И она говорила такие выспренные фразы, так горячо и искренно, что князь Еспер в удовольствии потирал руки, и гримасы его, хотя плохо, но все же выражали душевное умиление. Однако одна неотвязная мысль не давала ему покою.
— А если появится какой-нибудь человек, ходящий во мраке, — пытливо спрашивал он, — если он заговорит вам о земной любви — что тогда?!
Нина тихо усмехалась.
— Я уже слышала не раз эти речи, и они не соблазняли меня даже тогда, когда я была далеко от познания истины, когда я еще не знала Катерину Филипповну и не была посвящена в тайну. А теперь, когда мне все стало ясно, неужели кто-нибудь может смутить меня?!
Князь Еспер подпрыгивал на кресле и впивался в Нину таким взглядом, который, наверное, смутил бы ее, если бы она его заметила. Но она была очень рассеянна и за взглядами своего мистического друга не следила. Вдруг однажды во время подобного разговора она задумалась и вздохнула. Князь Еспер насторожился.
— О чем вы вздыхаете? — испуганно спросил он.
— Я разве вздыхаю?! Я только подумала о том, что искушение все же может быть — большое, сильное искушение!.. Есть один человек, и если бы он явился, если бы заговорил со мною о земной любви… не знаю… не знаю, что бы я тогда стала делать…
Князь Еспер даже побледнел и начал уже совсем особенно гримасничать, что обыкновенно с ним случалось в минуты сильного волнения.

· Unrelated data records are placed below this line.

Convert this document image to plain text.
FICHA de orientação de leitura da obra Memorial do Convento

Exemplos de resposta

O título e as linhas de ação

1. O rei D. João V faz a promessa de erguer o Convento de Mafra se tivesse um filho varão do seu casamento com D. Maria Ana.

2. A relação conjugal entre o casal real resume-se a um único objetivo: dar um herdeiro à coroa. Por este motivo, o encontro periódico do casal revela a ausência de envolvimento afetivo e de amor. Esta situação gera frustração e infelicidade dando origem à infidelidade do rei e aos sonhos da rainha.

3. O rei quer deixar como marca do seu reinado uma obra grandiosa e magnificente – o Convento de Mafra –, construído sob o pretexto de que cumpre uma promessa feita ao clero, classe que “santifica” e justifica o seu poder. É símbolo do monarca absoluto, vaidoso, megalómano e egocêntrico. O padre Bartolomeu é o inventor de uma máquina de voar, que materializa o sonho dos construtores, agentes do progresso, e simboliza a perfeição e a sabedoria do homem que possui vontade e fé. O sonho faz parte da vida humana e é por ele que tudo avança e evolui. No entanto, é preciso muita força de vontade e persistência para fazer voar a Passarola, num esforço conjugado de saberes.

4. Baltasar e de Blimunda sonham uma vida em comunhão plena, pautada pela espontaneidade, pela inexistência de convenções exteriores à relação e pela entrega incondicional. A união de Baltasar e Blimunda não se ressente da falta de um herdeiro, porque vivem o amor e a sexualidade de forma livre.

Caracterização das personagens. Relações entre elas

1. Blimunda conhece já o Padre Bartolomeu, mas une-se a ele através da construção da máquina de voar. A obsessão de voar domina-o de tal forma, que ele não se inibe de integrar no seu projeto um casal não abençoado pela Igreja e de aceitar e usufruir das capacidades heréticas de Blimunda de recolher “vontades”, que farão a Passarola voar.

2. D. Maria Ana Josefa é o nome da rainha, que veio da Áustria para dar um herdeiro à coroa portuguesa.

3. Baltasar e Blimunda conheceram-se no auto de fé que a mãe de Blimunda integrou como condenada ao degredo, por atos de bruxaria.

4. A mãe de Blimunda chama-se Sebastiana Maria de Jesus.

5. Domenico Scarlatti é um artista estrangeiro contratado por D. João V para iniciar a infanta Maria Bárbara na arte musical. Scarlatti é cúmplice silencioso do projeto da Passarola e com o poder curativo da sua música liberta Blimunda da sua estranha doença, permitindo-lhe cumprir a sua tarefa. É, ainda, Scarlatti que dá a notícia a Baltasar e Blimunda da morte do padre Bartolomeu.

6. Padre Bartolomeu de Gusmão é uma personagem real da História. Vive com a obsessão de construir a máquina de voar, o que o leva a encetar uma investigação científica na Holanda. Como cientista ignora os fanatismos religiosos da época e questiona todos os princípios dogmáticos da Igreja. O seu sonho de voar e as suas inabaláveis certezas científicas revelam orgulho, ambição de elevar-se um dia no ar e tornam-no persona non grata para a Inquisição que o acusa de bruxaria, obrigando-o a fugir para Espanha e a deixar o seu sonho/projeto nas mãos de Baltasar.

— Нина, — заикаясь, проговорил он, — возлюбленная сестра, вы меня смущаете! Что это такое вы говорите? И о ком говорите? Поведайте мне, кто этот человек, признайтесь мне как другу и брату… Ведь я брат ваш о Христе!.. Ведь мы идем одним путем, мы должны поддерживать друг друга… Я всю душу открыл перед вами…
Его голос принял сладкие, ласкающие ноты. Он схватил руку Нины и прижал ее к груди своей.
— Ведь я старик, — говорил он, — я мог бы вашим отцом быть… будьте же откровенны со мною!..
Он в первый раз признался перед нею в своей старости. До сих пор он, напротив, употреблял все меры для того, чтобы казаться ей очень не старым, бодрым и проворным. Со времени ее появления в доме он еще больше стал молодиться и франтить. Он несколько раз в день поднимался к себе в мезонин, чтобы опрыскивать духами усы и батистовые платочки, которыми имел обычай беспрестанно обмахиваться.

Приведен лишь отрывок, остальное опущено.